Subject: Re: [RFC PATCH] blk: reset 'bi_next' when bio is done inside request
To: NeilBrown <neilb@suse.com>,
        "linux-kernel@vger.kernel.org" <linux-kernel@vger.kernel.org>,
        linux-block@vger.kernel.org, linux-raid@vger.kernel.org
References: <9505ff12-7307-7dec-76b5-2a233a592634@profitbricks.com>
 <877f31kwti.fsf@notabene.neil.brown.name>
 <9be3ca00-d802-bf64-bcdc-1e76608147f0@profitbricks.com>
 <871st8jyya.fsf@notabene.neil.brown.name>
Cc: Jens Axboe <axboe@kernel.dk>, Shaohua Li <shli@kernel.org>,
        Jinpu Wang <jinpu.wang@profitbricks.com>
From: Michael Wang <yun.wang@profitbricks.com>
Message-ID: <2a6f8c30-616c-d6fe-1c3f-ab687c145cd7@profitbricks.com>
Date: Tue, 4 Apr 2017 12:23:15 +0200
User-Agent: Mozilla/5.0 (X11; Linux x86_64; rv:45.0) Gecko/20100101
 Thunderbird/45.2.0
MIME-Version: 1.0
In-Reply-To: <871st8jyya.fsf@notabene.neil.brown.name>
Content-Type: text/plain; charset=windows-1252
Content-Transfer-Encoding: 7bit
Sender: linux-kernel-owner@vger.kernel.org
Content-Length: 7248
Lines: 146


On 04/04/2017 11:37 AM, NeilBrown wrote:
> On Tue, Apr 04 2017, Michael Wang wrote:
[snip]
>>>
>>> If sync_request_write() is using a bio that has already been used, it
>>> should call bio_reset() and fill in the details again.
>>> However I don't see how that would happen.
>>> Can you give specific details on the situation that triggers the bug?
>>
>> We have storage side mapping lv through scst to server, on server side
>> we assemble them into multipath device, and then assemble these dm into
>> two raid1.
>>
>> The test is firstly do mkfs.ext4 on raid1 then start fio on it, on storage
>> side we unmap all the lv (could during mkfs or fio), then on server side
>> we hit the BUG (reproducible).
> 
> So I assume the initial resync is still happening at this point?
> And you unmap *all* the lv's so you expect IO to fail?
> I can see that the code would behave strangely if you have a
> bad-block-list configured (which is the default).
> Do you have a bbl?  If you create the array without the bbl, does it
> still crash?

The resync is at least happen concurrently in this case, we try
to simulate the case that all the connections dropped, the IO do
failed, also bunch of kernel log like:

md: super_written gets error=-5
blk_update_request: I/O error, dev dm-3, sector 64184
md/raid1:md1: dm-2: unrecoverable I/O read error for block 46848

we expect that to happen, but server should not crash on BUG.
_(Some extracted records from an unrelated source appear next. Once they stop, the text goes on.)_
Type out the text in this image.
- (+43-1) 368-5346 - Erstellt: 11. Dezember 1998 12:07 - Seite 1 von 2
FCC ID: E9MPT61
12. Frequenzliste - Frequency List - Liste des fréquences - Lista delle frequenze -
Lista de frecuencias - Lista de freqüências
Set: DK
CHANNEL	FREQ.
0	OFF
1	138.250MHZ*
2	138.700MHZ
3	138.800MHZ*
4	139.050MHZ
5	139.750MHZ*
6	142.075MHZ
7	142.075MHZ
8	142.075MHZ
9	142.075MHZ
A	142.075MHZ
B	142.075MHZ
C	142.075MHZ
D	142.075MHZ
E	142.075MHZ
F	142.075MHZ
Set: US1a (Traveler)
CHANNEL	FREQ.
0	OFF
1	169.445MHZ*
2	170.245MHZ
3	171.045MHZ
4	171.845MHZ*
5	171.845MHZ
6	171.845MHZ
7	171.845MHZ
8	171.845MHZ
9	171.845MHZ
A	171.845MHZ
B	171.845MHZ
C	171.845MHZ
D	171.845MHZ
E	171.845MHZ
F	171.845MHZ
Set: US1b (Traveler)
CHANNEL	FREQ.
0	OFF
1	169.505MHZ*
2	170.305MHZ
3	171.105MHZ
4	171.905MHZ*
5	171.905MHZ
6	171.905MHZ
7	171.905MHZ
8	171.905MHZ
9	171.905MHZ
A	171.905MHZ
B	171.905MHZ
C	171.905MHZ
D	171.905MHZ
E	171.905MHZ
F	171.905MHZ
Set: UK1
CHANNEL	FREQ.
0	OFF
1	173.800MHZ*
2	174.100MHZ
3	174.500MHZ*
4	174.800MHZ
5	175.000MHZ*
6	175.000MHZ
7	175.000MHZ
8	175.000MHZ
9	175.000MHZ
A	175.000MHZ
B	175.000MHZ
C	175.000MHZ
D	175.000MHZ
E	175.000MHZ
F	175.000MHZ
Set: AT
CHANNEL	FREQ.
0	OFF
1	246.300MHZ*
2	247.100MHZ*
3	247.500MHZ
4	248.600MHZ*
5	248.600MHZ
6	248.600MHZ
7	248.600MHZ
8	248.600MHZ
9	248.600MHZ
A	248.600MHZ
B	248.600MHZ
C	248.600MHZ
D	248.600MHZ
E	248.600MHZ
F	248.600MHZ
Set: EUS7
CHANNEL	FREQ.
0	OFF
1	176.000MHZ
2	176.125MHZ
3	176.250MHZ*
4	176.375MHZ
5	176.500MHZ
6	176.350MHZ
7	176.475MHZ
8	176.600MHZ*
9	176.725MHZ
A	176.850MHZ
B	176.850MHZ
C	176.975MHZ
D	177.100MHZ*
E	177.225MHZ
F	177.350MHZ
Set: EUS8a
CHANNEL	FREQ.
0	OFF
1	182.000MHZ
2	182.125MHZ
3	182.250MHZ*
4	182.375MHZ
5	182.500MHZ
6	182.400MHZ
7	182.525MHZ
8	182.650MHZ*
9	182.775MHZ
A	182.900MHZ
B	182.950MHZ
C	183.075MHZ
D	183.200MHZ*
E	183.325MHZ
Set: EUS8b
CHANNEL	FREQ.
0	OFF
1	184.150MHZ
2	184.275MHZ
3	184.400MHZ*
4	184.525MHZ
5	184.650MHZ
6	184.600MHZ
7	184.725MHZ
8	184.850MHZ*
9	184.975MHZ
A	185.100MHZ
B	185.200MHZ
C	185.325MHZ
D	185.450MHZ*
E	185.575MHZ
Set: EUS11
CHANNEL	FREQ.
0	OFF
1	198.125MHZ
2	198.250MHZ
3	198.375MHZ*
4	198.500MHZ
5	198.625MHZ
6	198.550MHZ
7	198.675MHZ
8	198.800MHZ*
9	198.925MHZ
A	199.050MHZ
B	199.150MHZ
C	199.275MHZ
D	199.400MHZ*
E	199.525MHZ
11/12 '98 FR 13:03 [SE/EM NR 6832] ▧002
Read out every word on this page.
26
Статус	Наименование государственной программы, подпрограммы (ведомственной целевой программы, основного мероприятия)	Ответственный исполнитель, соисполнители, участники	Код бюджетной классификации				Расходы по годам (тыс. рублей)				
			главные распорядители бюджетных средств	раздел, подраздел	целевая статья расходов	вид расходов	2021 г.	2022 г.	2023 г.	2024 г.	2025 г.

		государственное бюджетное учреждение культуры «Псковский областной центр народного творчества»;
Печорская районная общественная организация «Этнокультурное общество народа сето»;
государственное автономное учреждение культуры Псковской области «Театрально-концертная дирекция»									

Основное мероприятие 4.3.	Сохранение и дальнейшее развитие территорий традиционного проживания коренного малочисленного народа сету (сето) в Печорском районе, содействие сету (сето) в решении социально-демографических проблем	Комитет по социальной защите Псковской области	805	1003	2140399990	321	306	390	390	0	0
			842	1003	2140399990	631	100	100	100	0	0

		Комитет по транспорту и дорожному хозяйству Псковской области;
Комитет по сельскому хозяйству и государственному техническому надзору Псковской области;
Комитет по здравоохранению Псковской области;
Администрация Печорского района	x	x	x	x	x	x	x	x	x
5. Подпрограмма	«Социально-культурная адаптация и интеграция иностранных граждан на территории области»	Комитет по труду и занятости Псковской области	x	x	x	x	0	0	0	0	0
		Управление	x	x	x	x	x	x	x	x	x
And we haven't done any thing special regarding bbl, the bad_blocks
in sysfs are all empty.

> 
>>
>> The path of bio was confirmed by add tracing, it is reused in sync_request_write()
>> with 'bi_next' once chained inside blk_attempt_plug_merge().
> 
> I still don't see why it is re-used.
> I assume you didn't explicitly ask for a check/repair (i.e. didn't write
> to .../md/sync_action at all?).  In that case MD_RECOVERY_REQUESTED is
> not set.

Just unmap lv on storage side, no operation on server side.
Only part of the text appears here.